European parliamentary systems make it hard for a single ideological current to dominate, and this is a virtue, as I discussed in a previous post. During the late 19th and early 20th centuries, Marxist and socialist parties made considerable gains, but eventually reached their natural limit. As Adam Przeworski and John Sprague write in their seminal history of electoral socialism: “All growth was arrested as [they] approached 50 percent, almost as if electoral institutions were designed in a way that would prevent any political force from obtaining overwhelming support for any social transformation.”
Socialist revolution through the ballot box failed, but the populism of the far right (or of the far left) is something different. It’s ideological, without offering an ideology, at least not a coherent one. It’s a set of feelings, frustrations, and sentiments. It’s a valorization of “the people,” and the people, whoever they are, will remain. Socialism, as an ideology, is more likely to fail if the socialist program fails, but populism can attract a more diverse group of supporters from left and right, precisely because of its lack of a defined program.
The counter to the populists, whether it’s Emmanuel Macron in France or Democrats in the United States, have either won already or might soon win, but then what? Across Western democracies, the technocratic liberalism of the center-left has suffered a series of defeats, with establishment parties collapsing in dramatic fashion. The liberal consensus—which became more about preserving the status quo by tinkering around its margins than about articulating a new vision—plainly does not speak to the increasingly visceral, supposedly “irrational” tenor of modern politics in old and new democracies alike.

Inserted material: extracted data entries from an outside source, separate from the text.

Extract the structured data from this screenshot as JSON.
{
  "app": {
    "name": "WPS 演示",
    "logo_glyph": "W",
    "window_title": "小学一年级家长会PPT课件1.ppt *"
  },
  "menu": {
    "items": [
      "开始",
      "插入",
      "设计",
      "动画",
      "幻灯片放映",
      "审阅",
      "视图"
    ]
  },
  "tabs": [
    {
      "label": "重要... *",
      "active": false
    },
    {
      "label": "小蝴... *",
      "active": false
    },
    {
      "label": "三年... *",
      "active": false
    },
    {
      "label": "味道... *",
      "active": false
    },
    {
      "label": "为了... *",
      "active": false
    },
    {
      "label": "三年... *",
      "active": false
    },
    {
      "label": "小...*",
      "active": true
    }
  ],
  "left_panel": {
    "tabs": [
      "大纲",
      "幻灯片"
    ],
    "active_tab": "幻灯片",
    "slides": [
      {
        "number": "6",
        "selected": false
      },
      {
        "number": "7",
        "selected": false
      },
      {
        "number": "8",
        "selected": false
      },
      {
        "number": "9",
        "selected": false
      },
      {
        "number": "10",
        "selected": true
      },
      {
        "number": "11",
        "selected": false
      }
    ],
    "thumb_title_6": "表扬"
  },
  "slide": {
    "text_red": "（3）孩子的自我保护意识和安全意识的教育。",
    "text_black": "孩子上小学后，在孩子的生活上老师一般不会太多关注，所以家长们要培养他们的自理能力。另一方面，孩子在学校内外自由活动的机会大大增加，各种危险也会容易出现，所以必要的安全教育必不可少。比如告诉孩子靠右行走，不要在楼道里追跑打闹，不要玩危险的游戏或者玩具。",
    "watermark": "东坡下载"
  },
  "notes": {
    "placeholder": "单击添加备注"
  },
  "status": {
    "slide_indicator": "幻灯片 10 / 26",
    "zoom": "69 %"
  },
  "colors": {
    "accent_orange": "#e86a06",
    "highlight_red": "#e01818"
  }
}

And this supposed irrationalism, of not recognizing what others say our interests must be, is the way that so many of us, despite our best efforts, feel. (It’s not irrational to want to vote in accordance with what you feel viscerally, if for example you feel that immigrants are or, at least can be, a threat to what you perceive your national identity to be. Or, for the more religious, what could be more rational than wanting eternal salvation, if your starting assumption is that paradise exists and that you must please God to be granted it?)